Saturday, 12 March 2011

Space Scout: The Kid Kingdom

Space Scout: The Kid Kingdom by H. Badger, cover by M. Deeble, illustrated by D. Greulich (Hardie Grant Egmont)
PB RRP $9.95
ISBN 978-192175976-5
Reviewed by Lillian Rodrigues-Pang

Space Scout is a high action low word count series written to capture the imagination of reluctant readers. It places the reader in the future, when the earth is overcrowded and water is running out. Space scouts are specially trained individuals who venture into the universe in search of a new habitable planet for humans to move to. We travel through the universe with Kip, the youngest of the space scouts at 12 years old.

Kip is a likeable main character; presented with faults and strengths. His sidekick is a half human, half arctic wolf named Finbar. Together they complete Space Scout missions in a space ship with attitude.

This book – The Kid Kingdom has a very attractive premise, a planet with no parents. Kip travels to a planet that is ruled by a 12-year-old boy (his space double) and fun is the name of the game. The planet has a giant water bomb cannon, chocolate fountains that are free for all and allows kids to ride hover boards wherever they like. As you can imagine Kip is very attracted to this planet and the way the kids live.

No adults exist on the planet, the kids grow till the age of 13 and then they reverse age to become babies again – no death and no need for parents (and their rules). Kip’s adventure there is full of page turning games and mischief. It is up to Kip’s sidekick, Finbar to remain alert and recognise danger when it presents itself.

The book contains many wonderful ‘inventions’ such as the exploding matter cap worn when playing chasing.

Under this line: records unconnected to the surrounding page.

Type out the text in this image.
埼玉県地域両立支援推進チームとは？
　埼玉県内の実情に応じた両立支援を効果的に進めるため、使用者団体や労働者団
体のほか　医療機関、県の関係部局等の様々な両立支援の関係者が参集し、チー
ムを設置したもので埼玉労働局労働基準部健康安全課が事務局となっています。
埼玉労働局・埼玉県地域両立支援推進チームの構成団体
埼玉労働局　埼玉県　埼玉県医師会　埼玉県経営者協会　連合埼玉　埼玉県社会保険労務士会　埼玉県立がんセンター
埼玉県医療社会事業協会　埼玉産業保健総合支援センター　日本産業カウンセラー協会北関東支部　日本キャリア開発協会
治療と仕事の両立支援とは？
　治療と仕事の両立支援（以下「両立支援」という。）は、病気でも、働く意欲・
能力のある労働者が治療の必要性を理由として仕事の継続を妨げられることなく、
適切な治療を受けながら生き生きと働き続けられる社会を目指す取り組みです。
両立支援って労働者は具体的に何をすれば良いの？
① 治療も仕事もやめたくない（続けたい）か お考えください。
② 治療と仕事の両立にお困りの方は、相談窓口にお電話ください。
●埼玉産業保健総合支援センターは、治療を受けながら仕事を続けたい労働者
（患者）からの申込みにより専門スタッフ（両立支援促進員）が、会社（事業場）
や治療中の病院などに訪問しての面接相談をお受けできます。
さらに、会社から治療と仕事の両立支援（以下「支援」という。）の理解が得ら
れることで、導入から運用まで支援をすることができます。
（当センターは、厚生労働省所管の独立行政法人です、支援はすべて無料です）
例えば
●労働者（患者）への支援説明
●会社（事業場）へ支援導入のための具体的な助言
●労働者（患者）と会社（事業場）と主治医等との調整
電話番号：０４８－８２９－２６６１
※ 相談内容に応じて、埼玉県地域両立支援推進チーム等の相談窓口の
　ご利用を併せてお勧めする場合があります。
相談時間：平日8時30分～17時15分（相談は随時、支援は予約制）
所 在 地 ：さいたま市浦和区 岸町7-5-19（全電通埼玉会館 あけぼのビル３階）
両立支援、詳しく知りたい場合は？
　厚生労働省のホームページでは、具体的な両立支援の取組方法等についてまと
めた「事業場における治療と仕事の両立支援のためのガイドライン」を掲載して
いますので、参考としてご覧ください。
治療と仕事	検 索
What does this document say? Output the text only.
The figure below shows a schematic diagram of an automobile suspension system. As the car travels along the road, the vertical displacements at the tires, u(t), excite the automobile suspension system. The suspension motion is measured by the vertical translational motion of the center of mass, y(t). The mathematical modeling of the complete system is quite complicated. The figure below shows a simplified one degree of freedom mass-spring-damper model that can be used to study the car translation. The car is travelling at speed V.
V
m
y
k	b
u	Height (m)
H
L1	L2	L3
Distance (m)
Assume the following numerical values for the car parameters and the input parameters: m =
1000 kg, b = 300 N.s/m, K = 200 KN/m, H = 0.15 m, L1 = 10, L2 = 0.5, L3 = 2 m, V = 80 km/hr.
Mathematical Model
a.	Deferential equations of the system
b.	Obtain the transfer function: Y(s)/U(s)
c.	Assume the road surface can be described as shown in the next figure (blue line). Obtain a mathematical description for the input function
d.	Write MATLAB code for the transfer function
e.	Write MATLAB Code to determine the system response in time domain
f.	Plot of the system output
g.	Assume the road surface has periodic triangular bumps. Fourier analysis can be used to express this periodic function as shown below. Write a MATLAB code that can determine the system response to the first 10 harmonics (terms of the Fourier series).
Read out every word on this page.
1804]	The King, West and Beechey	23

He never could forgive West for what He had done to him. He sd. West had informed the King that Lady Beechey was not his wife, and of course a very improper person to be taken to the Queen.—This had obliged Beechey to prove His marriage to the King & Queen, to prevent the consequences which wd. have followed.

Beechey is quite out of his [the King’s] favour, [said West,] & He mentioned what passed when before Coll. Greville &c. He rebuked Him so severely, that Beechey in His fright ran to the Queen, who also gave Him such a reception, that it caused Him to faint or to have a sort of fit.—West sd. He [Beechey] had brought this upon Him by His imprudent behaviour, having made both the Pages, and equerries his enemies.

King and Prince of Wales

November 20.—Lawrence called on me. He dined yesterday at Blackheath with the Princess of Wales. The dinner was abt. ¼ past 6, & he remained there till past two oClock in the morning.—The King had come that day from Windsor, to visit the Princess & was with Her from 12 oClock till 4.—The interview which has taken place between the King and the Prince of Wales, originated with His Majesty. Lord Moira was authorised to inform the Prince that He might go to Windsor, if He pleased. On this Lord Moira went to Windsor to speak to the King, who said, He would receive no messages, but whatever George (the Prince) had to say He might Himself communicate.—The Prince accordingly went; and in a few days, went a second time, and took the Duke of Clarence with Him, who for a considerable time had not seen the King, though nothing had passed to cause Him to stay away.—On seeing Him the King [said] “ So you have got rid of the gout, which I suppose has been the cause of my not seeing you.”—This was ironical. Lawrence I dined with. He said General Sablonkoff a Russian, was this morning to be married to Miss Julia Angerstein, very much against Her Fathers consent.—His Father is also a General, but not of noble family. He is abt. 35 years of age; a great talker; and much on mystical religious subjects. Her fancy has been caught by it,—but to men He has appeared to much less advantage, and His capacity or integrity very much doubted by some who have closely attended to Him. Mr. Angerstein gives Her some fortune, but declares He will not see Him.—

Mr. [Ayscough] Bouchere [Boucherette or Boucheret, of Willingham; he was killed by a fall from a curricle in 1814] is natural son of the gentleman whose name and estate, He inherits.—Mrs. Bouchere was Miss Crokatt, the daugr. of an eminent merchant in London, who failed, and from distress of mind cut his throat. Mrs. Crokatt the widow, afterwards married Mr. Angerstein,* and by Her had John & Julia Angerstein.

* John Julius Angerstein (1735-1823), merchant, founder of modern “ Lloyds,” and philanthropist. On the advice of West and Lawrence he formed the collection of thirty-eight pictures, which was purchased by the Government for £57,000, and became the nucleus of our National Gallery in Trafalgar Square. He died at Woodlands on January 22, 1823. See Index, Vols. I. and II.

These caps explode the wearers matter into space, rendering them instantly invisible. The effects wear off in two minutes. When an invention is mentioned it is accompanied by an illustration. My son and daughter enjoyed the illustrations and ideas they presented a lot, as the book is jam-packed with wonderful futuristic inventions.

This book is fast paced, easy reading and a lot of fun. It contains a twist at the end and delightful imagery in the text. I recommend it for boys and girls and, in particular, advanced readers of a young age as the language and ideas are clean and fun.